Swedish battery manufacturer Northvolt is experiencing a surge in interest from European companies such as Volkswagen, BMW, Scania, ABB, Siemens, Vattenfall, and Vestas. This week, Volkswagen agreed to a new joint venture with Northvolt. The German company will invest €900 million. In return, it will own a 20% stake in Northvolt and have one seat on its board of directors.
Northvolt will begin construction of a battery cell manufacturing facility near Volkswagen’s Salzgitter factory in Lower Saxony beginning next year. The German state is a major stockholder in Volkswagen. The start of production is slated for late 2023 or early 2024. The Salzgitter factory is expected to crank out 16 GWh of batteries in the first year and expand that to 24 GWh in the following years, according to Northvolt.
“With Northvolt, we have found a European partner whose know-how and sustainable, CO2 optimized battery cell production processes will enable us to advance cell production here in Germany,” says Stefan Sommer, member of the VW Board of Management responsible for procurement. “The prerequisite for this is, of course, the creation of the political framework.” European regulators must approve the Volkswagen seat on the Northvolt board.
European carmakers are concerned about being captives of Asian battery producers, which explains Volkswagen’s interest in Northvolt, but the Swedish company will only be able to meet a small portion of VW’s battery demand. If VW builds all of the electric cars it says it intends to build, it will need about 150 GWh of batteries a year, Electrive notes. Those Asian companies will still get plenty of business from the Wolfsburg concern.

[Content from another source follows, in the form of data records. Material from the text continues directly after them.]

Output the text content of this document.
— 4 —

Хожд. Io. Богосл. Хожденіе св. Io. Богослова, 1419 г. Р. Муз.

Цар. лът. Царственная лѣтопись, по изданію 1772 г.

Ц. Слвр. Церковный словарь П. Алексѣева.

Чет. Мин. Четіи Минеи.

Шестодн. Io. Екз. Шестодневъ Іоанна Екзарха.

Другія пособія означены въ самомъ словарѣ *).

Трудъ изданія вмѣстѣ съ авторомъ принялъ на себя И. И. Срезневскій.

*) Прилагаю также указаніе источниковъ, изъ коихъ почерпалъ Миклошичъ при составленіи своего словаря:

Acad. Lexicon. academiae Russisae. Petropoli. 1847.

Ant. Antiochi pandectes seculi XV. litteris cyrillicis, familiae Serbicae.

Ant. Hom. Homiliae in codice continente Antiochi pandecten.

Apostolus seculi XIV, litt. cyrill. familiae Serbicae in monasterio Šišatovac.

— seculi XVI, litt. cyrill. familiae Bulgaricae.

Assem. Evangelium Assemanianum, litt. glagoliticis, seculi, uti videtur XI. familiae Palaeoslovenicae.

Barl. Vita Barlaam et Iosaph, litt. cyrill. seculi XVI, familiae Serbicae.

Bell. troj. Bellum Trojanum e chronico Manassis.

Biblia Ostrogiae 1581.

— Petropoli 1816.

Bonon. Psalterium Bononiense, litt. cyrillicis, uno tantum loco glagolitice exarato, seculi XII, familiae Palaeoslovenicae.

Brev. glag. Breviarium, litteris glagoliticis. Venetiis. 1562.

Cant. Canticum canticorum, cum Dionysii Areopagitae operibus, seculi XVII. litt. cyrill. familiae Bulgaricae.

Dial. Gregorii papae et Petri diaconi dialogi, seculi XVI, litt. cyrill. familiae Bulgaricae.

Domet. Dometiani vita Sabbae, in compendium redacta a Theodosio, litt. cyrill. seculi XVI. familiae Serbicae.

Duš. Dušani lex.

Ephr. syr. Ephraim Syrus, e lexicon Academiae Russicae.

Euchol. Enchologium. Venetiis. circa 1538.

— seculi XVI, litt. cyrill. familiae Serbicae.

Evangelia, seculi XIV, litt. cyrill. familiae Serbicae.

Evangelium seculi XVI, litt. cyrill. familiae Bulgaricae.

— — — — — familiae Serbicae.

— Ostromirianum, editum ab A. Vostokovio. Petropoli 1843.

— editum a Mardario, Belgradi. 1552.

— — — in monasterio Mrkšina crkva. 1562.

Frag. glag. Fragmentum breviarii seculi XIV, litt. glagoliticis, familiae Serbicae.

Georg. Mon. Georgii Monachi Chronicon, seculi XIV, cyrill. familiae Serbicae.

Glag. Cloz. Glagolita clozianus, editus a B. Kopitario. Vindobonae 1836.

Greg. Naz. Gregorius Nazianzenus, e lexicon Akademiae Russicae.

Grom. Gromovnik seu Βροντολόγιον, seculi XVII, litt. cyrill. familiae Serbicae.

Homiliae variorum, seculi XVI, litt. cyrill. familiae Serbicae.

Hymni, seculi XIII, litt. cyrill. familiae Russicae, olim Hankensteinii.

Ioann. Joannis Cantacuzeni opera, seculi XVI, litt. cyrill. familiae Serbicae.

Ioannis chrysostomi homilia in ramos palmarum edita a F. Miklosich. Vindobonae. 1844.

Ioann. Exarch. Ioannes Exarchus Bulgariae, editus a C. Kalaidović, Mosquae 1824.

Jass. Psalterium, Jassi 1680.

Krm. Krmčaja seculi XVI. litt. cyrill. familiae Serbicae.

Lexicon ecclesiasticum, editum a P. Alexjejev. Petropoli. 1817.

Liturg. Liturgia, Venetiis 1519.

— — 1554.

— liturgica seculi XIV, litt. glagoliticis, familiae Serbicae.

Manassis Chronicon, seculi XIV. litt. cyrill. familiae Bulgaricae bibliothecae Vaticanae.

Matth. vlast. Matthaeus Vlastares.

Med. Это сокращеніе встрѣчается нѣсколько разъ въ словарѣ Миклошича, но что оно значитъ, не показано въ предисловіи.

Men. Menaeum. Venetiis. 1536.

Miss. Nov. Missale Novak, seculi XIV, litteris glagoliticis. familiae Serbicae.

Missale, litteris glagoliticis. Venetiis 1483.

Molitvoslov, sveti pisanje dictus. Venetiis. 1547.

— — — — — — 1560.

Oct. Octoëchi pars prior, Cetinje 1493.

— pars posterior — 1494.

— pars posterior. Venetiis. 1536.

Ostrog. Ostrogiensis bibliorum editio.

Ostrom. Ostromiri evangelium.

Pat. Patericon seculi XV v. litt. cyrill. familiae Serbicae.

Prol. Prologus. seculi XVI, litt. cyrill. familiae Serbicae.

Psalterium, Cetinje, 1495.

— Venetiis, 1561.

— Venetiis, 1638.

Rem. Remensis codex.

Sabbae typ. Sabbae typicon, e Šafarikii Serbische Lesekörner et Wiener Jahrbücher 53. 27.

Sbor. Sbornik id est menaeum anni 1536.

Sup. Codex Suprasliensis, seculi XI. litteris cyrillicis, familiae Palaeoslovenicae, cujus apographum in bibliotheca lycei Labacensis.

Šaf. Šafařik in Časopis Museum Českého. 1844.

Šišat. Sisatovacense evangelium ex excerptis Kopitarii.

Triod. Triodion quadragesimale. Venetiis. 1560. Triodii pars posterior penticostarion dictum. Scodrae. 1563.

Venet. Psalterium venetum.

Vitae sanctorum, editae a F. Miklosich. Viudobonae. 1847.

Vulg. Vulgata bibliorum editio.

Northvolt recently completed a $1 billion funding round for the construction of its planned cell factory in Skellefteå, Sweden. Construction is expected to begin in August and the Swedish factory will have an annual capacity of 32 MWh when completed. The capital injection came from Volkswagen and others, including Goldman Sachs, BMW, Swedish pension fund AMF, Folksam Group, and the IMAS Foundation.